We recognize that a relatively small number of subjects were measured for each age and gender group (Table 1). If we had studied more subjects in each group we may or may not have detected gender differences. However, for the projected uses of the findings of this study, it was not deemed necessary to provide that level of detail, especially because the compendium of physical activities is applied similarly to men and women, even though it is known that EE differs by gender in adults (4). The results of our study cannot be generalized to children less than 8 yr of age.

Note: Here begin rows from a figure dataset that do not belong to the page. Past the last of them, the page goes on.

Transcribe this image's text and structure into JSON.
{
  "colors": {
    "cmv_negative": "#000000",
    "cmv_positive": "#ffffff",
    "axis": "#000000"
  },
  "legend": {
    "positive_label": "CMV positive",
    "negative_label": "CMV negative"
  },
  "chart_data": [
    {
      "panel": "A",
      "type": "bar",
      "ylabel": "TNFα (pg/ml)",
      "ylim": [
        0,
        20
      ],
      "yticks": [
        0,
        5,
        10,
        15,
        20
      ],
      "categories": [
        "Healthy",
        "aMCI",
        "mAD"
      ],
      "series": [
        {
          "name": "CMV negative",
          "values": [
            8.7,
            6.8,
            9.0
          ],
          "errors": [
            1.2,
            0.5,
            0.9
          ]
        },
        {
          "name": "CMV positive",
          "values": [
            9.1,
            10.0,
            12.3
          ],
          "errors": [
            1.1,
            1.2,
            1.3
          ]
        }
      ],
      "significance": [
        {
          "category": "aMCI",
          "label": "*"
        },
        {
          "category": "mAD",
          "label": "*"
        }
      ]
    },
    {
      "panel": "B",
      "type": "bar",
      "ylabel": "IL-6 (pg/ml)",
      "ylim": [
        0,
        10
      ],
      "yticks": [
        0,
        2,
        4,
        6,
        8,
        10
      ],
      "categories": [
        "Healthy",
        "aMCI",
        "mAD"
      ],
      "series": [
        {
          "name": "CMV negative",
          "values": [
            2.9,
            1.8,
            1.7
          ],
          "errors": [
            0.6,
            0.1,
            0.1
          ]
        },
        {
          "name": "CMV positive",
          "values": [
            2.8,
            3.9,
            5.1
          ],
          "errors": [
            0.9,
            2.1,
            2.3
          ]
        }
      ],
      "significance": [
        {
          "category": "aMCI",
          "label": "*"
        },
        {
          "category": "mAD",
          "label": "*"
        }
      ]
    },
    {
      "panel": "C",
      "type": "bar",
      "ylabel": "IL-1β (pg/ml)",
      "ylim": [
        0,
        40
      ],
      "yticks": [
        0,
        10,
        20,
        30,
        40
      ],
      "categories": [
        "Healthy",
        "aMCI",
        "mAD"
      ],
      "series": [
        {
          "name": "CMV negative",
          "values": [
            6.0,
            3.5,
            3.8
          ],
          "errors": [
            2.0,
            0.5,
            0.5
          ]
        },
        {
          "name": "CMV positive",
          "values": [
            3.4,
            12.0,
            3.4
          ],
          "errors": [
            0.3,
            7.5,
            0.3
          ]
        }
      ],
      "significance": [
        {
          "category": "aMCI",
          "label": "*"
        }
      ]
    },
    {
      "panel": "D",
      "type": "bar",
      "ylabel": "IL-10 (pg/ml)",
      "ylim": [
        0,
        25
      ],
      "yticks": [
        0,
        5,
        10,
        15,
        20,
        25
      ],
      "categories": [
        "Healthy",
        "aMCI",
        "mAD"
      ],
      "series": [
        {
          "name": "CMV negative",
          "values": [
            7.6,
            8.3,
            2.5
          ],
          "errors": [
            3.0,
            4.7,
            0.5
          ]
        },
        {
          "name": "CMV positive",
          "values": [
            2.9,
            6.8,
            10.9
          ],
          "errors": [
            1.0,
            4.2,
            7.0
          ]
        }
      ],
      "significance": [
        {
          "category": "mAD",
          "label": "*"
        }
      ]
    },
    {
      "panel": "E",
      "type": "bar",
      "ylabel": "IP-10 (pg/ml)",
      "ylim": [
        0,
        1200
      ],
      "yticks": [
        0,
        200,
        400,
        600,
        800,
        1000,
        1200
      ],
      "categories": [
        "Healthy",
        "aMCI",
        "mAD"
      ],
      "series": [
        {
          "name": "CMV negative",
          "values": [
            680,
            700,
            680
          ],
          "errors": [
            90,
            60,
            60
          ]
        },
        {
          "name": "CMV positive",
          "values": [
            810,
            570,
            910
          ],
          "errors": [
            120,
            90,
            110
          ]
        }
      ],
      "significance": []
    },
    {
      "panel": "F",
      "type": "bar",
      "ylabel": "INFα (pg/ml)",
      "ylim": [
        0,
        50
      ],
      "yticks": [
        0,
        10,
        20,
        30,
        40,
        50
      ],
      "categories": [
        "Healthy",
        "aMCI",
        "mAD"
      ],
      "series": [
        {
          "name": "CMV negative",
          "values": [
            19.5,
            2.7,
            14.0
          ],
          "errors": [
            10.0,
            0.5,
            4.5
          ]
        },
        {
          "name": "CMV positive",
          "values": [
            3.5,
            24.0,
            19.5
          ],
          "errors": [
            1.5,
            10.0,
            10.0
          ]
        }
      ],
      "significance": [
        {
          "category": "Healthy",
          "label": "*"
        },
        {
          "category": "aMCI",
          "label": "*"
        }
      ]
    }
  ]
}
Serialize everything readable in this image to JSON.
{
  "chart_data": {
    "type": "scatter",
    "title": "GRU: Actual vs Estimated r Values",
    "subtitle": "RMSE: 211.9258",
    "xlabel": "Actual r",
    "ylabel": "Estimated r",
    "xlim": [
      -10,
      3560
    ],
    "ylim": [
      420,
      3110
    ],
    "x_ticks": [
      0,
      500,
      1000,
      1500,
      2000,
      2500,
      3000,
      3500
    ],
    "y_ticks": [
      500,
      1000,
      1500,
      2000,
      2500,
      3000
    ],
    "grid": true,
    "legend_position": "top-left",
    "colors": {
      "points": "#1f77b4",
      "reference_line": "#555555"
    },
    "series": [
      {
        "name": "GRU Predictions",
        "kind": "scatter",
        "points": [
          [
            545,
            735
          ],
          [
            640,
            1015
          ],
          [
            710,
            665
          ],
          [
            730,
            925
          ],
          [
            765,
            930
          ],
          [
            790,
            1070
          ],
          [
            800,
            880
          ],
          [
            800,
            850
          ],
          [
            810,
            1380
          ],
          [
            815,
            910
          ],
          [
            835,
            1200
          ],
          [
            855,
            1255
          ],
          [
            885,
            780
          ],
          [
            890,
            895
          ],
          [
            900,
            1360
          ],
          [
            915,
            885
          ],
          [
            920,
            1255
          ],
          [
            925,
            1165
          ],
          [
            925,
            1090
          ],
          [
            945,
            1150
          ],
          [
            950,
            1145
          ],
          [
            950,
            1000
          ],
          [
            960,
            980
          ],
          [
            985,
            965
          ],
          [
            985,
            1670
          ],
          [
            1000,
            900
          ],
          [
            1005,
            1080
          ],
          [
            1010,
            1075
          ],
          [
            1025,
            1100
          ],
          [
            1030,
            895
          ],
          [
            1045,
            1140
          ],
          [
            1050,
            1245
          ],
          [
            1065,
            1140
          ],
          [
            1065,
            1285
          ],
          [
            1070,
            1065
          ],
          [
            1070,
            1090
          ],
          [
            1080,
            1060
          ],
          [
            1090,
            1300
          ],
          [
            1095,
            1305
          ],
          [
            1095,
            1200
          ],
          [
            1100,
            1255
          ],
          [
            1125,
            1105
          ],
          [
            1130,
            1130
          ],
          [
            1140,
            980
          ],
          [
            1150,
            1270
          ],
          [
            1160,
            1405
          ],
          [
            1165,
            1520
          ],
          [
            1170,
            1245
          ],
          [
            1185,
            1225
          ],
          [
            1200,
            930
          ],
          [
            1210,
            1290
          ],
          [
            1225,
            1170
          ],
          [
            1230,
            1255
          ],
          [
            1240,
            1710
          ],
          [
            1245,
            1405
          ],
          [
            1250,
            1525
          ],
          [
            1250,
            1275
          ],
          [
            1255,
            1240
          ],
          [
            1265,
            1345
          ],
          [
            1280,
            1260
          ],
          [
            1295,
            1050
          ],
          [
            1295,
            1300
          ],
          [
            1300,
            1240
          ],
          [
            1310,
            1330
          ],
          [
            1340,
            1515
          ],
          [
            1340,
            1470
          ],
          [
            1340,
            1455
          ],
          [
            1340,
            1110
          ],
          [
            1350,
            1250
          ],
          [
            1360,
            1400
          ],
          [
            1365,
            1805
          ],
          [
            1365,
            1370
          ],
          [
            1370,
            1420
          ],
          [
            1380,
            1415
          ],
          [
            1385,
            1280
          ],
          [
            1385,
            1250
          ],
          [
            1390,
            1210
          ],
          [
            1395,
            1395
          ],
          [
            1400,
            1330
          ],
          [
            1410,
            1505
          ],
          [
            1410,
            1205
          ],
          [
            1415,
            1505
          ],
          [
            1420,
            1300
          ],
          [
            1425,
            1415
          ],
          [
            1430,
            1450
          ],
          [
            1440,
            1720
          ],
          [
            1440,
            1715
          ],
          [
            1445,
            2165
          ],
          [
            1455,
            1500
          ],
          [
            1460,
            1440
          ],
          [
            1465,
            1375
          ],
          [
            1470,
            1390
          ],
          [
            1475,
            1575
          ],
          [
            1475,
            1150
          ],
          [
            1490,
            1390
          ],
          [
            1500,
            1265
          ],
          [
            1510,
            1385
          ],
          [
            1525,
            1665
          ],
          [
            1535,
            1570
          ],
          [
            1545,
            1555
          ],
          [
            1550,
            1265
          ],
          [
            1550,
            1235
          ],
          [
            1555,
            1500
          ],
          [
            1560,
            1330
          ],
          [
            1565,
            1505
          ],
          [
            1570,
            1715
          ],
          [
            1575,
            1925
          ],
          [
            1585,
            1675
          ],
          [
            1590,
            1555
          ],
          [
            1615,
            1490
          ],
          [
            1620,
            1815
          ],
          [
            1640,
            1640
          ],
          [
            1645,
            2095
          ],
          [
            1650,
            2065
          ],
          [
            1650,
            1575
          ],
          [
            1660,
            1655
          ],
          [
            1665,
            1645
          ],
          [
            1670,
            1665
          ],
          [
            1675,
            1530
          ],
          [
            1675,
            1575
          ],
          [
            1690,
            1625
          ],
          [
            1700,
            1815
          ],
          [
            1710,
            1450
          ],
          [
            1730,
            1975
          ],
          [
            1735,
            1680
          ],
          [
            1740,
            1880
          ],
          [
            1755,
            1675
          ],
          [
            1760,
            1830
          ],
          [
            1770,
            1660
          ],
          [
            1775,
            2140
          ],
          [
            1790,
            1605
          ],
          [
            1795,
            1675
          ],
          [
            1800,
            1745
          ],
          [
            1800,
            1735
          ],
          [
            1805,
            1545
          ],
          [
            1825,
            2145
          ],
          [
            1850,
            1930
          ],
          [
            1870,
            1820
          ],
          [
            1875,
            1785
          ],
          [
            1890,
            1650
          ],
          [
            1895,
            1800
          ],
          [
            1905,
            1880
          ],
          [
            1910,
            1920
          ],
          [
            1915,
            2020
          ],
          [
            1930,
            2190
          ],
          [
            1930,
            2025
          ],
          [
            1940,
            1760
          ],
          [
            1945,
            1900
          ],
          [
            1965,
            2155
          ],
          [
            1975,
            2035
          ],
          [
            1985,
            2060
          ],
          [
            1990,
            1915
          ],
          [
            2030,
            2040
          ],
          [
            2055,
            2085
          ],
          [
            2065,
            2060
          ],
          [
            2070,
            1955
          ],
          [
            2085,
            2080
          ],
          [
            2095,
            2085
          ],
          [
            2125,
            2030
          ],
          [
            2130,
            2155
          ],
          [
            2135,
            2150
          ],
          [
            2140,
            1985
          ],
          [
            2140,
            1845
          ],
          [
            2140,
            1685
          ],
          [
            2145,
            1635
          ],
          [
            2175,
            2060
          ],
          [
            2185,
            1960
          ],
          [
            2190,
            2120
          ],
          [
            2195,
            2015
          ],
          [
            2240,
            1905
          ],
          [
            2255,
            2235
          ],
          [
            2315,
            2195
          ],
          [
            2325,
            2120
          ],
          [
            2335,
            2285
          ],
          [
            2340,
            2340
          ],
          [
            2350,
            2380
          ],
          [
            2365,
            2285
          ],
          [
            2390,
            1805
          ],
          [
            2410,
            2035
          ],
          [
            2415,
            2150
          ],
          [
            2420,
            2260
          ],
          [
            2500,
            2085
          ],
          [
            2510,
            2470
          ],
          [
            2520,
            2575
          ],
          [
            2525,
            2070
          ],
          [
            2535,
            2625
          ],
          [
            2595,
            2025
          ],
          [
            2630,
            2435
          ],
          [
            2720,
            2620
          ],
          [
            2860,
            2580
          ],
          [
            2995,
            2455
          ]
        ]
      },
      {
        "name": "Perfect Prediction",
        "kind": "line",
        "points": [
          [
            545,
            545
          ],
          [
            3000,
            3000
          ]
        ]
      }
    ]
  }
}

Clinicians play an important role in health promotion and disease prevention, and promoting a physically active lifestyle is an essential element in primary prevention of many diseases. Physical activity must be assessed and can be prescribed in primary, secondary, and tertiary prevention. Exercise prescription will vary in type, frequency, duration, and intensity, but to appropriately target needs in any of these areas, energy expenditure must be considered (28). Nutritional prescriptive decision-making parallels similar decision-making issues—precise energy expenditure in children is integral in diagnosing and monitoring eating disorders (including under and over-nourishment and related behaviors) (20).
In conclusion, resting EE is higher in children than adults. Although not a perfect match, results from the activities measured suggest that the compendium of physical activities can be used to estimate EE with children and adolescents aged 8–18, if the user adjusts for the higher resting EE of children. The adjustment might be made either for age or for pubertal stage, depending on the focus of the study. Although this estimate may produce a value that is somewhat different from the actual EE, it is closer to the actual value than the presently available norms. After age 16, or once puberty is nearly completed, the compendium of physical activities MET increments may be used without adjustment. Further research is needed to determine the EE of children younger than 8 yr of age, both at rest and during a range of activities.